Antoine Lacomblez, coauteur : Il y a la force de l’identification avec tel personnage, c’est moins une démonstration qu’une adhésion émotionnelle.

JXDL : L’idée a germé après 3x Manon, cela a été naturel d’aller vers Arte. Mais ça a été difficile à écrire. C’est un sujet fort mais il ne faut pas que le thème soit plus fort que l’histoire des personnages. Il ne faut pas que cela devienne des thèses, il faut trouver le bon équilibre pour raconter ce qu’on veut à travers le vécu et les bons passeurs humains. Il faut bien doser les choses pour que le public puisse s’impliquer et trouve des personnages auxquels il s’attache au fil des épisodes. La vraie difficulté était de trouver cet équilibre, ça a pris 4 ans.

Avez-vous écrit la série en pensant à des acteurs précis ?

JXDL : J’avais des idées de casting : Alix Poisson en faisait partie comme Laurent Stocker de la Comédie-Française. Il faut trouver le comédien adéquat entre ce qu’on rêve et l’être humain qui est comédien. Je n’avais pas forcément pensé à Pierre Perrier mais une fois qu’il a passé les essais, c’est devenu évident.
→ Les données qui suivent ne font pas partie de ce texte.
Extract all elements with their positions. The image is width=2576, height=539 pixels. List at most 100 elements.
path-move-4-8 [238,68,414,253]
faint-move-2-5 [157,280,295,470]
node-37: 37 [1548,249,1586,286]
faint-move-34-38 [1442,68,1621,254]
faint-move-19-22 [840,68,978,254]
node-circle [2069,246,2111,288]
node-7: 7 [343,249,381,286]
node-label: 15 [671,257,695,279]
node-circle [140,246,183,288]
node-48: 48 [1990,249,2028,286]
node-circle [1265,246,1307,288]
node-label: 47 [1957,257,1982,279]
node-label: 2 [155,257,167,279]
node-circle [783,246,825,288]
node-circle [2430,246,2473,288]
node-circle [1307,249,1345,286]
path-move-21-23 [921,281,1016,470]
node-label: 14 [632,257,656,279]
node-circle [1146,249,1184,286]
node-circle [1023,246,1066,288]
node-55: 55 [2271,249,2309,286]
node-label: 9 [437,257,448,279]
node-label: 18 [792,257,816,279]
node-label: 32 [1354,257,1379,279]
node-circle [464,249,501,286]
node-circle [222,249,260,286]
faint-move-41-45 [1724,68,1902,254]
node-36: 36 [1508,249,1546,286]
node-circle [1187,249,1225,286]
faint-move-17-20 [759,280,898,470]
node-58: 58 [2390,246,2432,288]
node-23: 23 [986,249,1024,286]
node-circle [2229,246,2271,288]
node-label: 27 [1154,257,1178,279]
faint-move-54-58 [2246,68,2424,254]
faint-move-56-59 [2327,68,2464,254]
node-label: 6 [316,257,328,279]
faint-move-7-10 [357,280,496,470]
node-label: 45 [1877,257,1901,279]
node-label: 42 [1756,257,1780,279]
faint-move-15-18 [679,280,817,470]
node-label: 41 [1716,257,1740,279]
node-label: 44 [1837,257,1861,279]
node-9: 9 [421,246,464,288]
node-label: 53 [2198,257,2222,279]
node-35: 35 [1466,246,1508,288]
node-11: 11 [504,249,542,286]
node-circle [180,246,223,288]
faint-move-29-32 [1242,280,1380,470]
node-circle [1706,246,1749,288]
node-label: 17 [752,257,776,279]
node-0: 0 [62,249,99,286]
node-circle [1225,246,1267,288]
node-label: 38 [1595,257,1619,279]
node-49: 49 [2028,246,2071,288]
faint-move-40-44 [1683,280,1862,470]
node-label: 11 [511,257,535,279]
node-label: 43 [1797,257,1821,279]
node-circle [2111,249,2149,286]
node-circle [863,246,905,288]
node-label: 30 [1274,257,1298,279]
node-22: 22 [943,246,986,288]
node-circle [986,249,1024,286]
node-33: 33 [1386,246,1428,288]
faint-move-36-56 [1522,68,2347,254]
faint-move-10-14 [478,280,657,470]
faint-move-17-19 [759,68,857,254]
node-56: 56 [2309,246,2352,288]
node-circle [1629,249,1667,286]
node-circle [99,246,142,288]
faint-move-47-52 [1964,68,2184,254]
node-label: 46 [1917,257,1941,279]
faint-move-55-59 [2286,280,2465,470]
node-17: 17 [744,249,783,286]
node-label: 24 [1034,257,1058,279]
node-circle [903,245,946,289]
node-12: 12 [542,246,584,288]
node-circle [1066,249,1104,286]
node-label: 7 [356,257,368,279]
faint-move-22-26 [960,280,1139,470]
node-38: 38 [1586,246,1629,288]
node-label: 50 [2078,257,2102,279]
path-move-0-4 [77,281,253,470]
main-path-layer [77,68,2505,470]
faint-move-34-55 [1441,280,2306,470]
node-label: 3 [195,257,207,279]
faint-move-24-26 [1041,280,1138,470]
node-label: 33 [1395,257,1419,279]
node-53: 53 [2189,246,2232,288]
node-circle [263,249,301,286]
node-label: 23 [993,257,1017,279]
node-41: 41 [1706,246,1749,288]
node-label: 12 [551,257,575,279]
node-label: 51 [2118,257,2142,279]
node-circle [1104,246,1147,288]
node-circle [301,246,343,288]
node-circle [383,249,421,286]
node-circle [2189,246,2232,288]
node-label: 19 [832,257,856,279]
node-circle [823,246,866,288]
Il lui fallait cette crédibilité pour incarner un jeune qui a fait Sciences-po et une école de commerce et qui fait de la politique comme on fait du marketing. En même temps, il y a chez lui un côté sauvage et éruptif caché.

C’est une série politique, militante ?

JXDL : C’est une série politique car elle interroge le rôle du citoyen et la place du politique dans la cité. Je prends position dans cette série et c’est très important à mes yeux, c’est donc une série engagée même si j’essaie de le faire avec nuance.

AL : Ce n’est pas un tract politique. Il y a trois personnages importants : un agriculteur, un député et une journaliste d’investigation qui est dans une zone grise et ne sait pas de quel côté elle va basculer face au monde politique. Ce qui est intéressant, c’est de voir comment ces plaques tectoniques bougent ensemble. Voir comment chaque plaque influence celle d’à côté. C’est un paysage plutôt qu’un message politique, même si on a un point de vue sur le sujet.

JXDL : Le gars qui a écrit la série Gomorra, lui, il prend des risques énormes, il est sur un côté brûlant, je ne pense pas que nous prenions le même type de risque avec cette série.

De son côté, Arte qui a déjà produit les deux documentaires de Marie-Monique Robin évoquant l’emprise d’une firme telle Monsanto se dit « engagée sur ce terrain. C’est un risque de fiction qu’on assume ».